When Saturday Night Live has left them laughing but unplumbed, students are hungry, I believe, for experiences that touch their own reality, that say to them, “Yes, this is true, and you are this.” When they can be allowed to see their own potential for passion and wisdom in great stories — of tragically misguided kings or uprooted Chinese women or black rebels against self-perpetuated oppression — they are clearer to themselves, enlarged and validated. Desire and recognition breed desire.

 

That is the hope that keeps the teacher in there, searching for the laser words that will penetrate the adolescent glaze, trying to conduct vital energy even when it looks as though the circuits are blown. Sometimes, as some pattern connects, we see light in the eye refracted from a deep, bright gaze inward. More often we don’t, though an occasional turn of phrase or revelation in a student journal signals sudden lively awareness. More often, the deep, interior bell rings much later, a delayed reaction to a music some students remember; then they write, “It was when I read Keats (or Atwood or Shakespeare) in your class that. . . .”

 

When I began to teach, I asked a friend, “How do I choose? English includes everything.” He said, “Just teach them to make value judgements so they don’t waste a lot of time with people who are going to let them down” — a grim comment and a tall order.

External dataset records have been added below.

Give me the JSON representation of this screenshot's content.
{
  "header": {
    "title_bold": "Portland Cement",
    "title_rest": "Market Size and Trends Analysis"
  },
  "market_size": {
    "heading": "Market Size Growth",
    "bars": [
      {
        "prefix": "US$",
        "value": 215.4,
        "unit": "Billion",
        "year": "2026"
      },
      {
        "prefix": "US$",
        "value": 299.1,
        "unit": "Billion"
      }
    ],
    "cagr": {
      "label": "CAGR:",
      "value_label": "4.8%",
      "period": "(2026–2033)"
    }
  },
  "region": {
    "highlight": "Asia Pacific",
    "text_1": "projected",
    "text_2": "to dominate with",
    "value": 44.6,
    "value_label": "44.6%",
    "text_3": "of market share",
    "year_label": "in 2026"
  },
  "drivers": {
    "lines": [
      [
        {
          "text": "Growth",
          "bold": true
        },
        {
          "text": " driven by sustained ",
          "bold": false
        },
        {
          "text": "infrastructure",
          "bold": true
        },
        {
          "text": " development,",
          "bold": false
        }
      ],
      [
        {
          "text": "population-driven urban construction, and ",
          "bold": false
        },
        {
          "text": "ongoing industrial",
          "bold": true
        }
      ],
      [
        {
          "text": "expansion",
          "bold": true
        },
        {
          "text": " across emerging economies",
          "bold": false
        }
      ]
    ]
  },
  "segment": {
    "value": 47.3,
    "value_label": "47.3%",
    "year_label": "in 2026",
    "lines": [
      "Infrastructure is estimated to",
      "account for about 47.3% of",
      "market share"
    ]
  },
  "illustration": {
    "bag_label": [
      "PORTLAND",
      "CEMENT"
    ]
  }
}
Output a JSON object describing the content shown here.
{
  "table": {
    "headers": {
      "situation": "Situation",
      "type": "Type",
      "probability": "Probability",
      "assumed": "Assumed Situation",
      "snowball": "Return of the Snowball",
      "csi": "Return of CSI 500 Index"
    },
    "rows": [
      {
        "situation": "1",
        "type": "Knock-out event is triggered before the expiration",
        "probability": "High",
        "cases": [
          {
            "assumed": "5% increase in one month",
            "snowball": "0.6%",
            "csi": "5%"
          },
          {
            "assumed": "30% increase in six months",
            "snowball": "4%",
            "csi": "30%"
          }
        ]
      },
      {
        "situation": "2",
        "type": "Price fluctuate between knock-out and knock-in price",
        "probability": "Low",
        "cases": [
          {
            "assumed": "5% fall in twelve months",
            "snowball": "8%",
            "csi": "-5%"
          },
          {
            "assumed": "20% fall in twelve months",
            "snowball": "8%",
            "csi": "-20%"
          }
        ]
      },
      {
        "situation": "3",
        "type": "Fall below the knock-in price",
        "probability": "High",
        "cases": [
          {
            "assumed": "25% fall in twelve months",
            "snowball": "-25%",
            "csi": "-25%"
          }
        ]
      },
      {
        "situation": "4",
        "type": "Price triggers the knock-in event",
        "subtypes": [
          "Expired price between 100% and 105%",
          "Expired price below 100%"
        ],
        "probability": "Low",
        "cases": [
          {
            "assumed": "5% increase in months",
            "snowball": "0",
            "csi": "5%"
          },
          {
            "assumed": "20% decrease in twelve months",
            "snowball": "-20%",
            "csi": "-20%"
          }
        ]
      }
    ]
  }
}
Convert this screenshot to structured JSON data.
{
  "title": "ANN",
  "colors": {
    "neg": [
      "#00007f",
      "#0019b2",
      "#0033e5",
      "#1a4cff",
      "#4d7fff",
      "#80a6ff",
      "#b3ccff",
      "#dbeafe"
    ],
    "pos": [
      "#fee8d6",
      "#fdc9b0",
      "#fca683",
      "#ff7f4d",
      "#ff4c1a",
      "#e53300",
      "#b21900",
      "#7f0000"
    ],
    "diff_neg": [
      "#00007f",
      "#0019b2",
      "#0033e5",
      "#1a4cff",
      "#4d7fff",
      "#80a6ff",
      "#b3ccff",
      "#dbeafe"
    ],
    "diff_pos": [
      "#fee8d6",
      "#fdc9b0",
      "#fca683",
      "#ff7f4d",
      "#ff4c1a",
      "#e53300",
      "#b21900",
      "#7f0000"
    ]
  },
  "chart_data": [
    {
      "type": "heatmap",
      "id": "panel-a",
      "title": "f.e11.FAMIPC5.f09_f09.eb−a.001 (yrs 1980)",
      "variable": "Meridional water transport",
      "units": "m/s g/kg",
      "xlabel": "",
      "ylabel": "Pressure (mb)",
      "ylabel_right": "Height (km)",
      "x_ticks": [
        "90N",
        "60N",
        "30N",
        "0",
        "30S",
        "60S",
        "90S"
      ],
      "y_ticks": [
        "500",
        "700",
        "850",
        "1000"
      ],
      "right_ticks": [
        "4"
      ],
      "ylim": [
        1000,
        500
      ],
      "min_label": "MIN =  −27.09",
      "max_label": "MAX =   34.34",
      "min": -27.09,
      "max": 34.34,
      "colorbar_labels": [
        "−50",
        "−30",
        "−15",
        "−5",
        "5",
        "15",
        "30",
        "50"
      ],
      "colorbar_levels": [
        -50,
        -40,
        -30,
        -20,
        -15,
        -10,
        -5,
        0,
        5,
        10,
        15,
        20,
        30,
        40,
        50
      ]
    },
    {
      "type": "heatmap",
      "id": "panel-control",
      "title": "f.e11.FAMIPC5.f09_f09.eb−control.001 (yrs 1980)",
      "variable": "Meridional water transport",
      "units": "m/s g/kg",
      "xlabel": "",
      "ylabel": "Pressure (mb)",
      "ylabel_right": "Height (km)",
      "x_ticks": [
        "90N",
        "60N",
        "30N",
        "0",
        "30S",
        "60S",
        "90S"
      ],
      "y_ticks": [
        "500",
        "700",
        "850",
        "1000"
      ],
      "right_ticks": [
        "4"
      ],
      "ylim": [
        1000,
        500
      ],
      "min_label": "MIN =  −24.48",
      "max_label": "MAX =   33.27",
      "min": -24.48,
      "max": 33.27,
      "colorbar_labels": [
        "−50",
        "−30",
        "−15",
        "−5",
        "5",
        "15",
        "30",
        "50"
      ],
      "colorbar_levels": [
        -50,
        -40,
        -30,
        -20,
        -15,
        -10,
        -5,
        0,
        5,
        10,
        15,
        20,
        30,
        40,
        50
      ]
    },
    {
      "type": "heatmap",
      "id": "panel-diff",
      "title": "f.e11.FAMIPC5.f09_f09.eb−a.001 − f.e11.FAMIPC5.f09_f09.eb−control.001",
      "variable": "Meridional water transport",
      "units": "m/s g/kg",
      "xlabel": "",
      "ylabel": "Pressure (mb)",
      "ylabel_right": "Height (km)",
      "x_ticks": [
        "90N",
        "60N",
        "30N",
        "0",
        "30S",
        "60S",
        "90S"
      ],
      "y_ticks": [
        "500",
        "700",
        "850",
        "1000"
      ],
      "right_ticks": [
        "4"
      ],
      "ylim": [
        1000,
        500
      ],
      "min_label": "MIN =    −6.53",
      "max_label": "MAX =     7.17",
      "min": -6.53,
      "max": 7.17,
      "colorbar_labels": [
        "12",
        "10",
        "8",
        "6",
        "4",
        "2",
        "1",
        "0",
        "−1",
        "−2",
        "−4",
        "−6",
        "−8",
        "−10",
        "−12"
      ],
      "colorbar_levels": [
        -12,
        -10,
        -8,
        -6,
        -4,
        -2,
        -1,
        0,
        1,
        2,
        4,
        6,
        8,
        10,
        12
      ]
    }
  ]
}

Probably impossible. Then again, maybe only the impossible is worth trying. A current Nike ad slogan I hear our athletic coaches quote these days is, “Just do it.” There is something in that.

 

If I didn’t believe my students could be convinced of the creative power in their own mysterious natures, I would never get up at 5 a.m. to prepare a class or read student journals. I would sleep in on Monday mornings and grow marvelous roses.

 


When this essay was published, Brooke Pacy was a writer and English teacher in Baltimore.